Drop her friends. This one is alternately titled, shitty things Brittany used to do when a boy finally liked her. My Junior year of high school, I finally got a boyfriend, and that became more important than every other thing in my life, including my friends. (Jordan and Laura, if you are reading this, I’m sorry.) Granted, I ended up marrying that boyfriend, but even now, he will never replace the part of me held by my friends. I don’t care if Gigi has one best friend, or five, I never want her to set aside the unconditional love, support and sisterhood of a friendship for a crush. I also never want her to have a crush that makes her feel she has to choose. Besties before testes!

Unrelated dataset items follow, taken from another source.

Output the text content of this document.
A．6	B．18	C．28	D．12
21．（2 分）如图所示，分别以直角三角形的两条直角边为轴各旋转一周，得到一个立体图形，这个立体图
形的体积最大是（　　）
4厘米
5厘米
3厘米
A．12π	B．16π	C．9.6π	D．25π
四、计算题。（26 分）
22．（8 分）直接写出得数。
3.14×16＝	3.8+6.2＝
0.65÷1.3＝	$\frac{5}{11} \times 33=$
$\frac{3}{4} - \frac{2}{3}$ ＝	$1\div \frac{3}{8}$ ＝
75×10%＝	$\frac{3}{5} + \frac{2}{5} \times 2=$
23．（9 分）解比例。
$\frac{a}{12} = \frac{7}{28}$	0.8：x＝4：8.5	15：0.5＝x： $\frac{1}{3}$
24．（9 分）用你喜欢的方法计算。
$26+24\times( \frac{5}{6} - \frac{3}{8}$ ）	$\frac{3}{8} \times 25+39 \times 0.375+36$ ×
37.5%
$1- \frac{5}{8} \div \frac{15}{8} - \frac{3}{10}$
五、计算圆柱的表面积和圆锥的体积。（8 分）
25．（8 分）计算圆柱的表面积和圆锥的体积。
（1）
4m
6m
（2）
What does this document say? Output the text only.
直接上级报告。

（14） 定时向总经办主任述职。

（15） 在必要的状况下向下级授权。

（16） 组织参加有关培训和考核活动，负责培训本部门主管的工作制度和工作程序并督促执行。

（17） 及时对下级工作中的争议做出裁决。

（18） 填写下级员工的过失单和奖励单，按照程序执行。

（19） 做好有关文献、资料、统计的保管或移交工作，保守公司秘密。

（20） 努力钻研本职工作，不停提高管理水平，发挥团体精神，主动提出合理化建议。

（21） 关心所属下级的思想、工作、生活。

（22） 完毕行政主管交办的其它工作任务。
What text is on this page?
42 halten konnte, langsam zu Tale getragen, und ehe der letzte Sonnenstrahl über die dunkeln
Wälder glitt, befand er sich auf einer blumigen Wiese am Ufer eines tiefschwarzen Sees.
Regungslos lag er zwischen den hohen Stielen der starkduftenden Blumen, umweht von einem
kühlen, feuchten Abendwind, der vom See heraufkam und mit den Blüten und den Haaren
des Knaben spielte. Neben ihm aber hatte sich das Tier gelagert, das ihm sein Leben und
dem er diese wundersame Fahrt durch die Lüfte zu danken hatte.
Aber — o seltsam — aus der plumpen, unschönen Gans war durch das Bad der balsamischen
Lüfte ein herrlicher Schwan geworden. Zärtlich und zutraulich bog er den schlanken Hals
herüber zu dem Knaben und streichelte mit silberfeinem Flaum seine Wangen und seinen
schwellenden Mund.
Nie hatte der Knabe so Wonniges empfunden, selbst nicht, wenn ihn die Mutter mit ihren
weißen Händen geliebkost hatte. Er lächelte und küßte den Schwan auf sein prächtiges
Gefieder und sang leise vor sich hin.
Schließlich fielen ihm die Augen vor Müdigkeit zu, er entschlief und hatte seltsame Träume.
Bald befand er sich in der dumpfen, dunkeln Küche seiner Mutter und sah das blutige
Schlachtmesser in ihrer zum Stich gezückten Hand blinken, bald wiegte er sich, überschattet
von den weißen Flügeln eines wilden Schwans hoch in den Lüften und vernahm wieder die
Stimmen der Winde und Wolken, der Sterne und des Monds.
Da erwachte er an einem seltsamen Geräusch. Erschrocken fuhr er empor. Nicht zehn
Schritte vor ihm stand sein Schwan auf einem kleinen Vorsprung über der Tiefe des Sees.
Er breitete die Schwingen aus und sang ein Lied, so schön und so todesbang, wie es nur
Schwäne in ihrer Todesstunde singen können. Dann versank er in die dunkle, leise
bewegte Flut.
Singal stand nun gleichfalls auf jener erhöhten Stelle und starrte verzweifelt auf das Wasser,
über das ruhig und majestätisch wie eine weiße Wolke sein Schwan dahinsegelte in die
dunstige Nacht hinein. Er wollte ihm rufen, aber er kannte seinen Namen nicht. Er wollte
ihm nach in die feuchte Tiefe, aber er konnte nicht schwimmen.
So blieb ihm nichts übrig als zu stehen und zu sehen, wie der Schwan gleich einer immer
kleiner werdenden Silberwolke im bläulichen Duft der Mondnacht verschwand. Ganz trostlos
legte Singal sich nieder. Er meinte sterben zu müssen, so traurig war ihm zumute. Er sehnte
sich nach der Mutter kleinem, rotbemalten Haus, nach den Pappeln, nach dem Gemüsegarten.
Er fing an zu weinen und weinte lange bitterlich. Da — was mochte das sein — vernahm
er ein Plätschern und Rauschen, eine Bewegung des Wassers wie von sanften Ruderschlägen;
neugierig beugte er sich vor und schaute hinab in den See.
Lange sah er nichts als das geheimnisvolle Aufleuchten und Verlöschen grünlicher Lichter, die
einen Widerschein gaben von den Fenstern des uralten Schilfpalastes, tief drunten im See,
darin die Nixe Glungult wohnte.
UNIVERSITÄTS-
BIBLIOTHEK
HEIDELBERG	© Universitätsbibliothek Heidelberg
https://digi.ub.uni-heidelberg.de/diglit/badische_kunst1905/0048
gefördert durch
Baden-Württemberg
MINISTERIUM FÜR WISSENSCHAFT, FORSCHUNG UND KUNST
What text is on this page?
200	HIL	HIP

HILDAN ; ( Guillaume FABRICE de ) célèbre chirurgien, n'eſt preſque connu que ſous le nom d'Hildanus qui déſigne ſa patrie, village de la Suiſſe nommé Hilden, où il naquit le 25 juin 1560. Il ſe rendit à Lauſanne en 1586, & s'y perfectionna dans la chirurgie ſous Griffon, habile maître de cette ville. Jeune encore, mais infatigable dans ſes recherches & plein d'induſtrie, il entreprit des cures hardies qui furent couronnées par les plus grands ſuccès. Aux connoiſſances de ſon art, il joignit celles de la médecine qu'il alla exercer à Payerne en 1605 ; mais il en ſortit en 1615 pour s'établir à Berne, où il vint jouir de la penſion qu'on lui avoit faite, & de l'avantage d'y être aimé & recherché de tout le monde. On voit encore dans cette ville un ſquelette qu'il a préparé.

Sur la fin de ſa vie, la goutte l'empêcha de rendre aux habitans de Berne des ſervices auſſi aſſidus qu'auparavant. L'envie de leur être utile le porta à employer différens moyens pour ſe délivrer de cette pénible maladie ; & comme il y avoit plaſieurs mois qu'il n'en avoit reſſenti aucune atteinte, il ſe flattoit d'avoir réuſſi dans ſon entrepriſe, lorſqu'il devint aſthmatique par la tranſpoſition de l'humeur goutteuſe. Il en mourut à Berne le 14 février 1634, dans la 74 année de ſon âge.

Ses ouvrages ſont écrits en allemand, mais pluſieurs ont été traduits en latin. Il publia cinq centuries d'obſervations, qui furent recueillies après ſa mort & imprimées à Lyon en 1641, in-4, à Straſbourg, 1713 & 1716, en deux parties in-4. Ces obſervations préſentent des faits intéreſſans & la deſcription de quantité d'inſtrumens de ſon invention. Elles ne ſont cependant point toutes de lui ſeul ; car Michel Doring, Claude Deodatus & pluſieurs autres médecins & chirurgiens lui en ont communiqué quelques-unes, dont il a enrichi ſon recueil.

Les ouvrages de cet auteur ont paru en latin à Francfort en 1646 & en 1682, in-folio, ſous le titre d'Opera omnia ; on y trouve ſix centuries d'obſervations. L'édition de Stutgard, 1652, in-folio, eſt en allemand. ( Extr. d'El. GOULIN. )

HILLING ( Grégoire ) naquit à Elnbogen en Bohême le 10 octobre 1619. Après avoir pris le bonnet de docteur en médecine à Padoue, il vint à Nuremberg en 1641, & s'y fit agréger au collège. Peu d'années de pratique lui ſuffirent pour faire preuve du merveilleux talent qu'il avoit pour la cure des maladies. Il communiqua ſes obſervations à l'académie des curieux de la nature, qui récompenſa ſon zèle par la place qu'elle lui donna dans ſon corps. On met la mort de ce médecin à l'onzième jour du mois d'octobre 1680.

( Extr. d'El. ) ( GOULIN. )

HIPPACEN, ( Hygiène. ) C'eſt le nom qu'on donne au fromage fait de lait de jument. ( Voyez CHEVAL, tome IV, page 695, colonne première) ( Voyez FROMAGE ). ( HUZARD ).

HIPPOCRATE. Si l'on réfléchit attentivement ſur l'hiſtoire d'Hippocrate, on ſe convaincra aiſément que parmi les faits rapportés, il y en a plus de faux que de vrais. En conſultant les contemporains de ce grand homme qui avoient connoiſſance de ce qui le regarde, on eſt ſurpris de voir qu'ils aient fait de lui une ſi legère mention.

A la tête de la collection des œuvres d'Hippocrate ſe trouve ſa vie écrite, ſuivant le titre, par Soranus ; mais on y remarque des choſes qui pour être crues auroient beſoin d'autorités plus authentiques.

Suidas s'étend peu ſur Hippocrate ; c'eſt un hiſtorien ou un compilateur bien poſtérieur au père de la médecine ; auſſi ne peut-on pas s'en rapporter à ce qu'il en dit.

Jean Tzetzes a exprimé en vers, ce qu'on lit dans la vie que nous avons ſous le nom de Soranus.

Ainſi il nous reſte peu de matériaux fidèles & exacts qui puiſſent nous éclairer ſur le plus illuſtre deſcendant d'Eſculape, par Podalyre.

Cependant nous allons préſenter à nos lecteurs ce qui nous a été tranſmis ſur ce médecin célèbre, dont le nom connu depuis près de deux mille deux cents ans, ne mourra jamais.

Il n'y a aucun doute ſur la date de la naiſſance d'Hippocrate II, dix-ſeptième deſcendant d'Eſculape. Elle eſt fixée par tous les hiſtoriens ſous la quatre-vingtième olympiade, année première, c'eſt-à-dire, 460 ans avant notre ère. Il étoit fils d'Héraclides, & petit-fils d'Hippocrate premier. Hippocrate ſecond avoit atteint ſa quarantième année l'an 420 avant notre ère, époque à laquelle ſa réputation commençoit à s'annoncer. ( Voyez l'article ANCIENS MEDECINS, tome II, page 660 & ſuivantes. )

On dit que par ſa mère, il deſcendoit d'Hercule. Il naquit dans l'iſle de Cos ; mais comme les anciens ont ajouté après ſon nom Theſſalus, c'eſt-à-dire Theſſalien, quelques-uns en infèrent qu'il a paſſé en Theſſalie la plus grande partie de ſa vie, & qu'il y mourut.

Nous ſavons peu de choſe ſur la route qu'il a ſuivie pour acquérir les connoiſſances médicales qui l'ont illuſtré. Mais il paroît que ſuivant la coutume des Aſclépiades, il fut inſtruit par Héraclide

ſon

Change. Okay, this post has become the most depressing episode of This Is Your Life, ever. Just ask the skateboard in my parents’ garage how this worked out for me. It didn’t, and all I was left with was ugly baggy jeans, a diary full of Avril Lavigne lryics and an unused skateboard. Don’t ever change to make someone like you, Gigi. Don’t pretend to like skateboarding or country music or football for someone, unless you actually do. Because being someone you aren’t is exhausting, it never lasts, and it’s disrespectful to the actual bad ass girl you are. If someone likes you, it’s because the qualities you are already rocking out are qualities they dig and find exciting. Morphing into a clone of someone you like is creepy and boring, two things love should never be.

Love is an exciting thing, my darling girl, so instead of launching head first too fast into real live crushes, I’ve decided to let you borrow a few of my firsts…

Crushes

Jonathon Brandis, Tom Selleck, Tom Hanks’ red headed best friend from Big, and Baloo from TailSpin. Treat them well, and if they get too needy, simply turn them off and go back to taking over the world.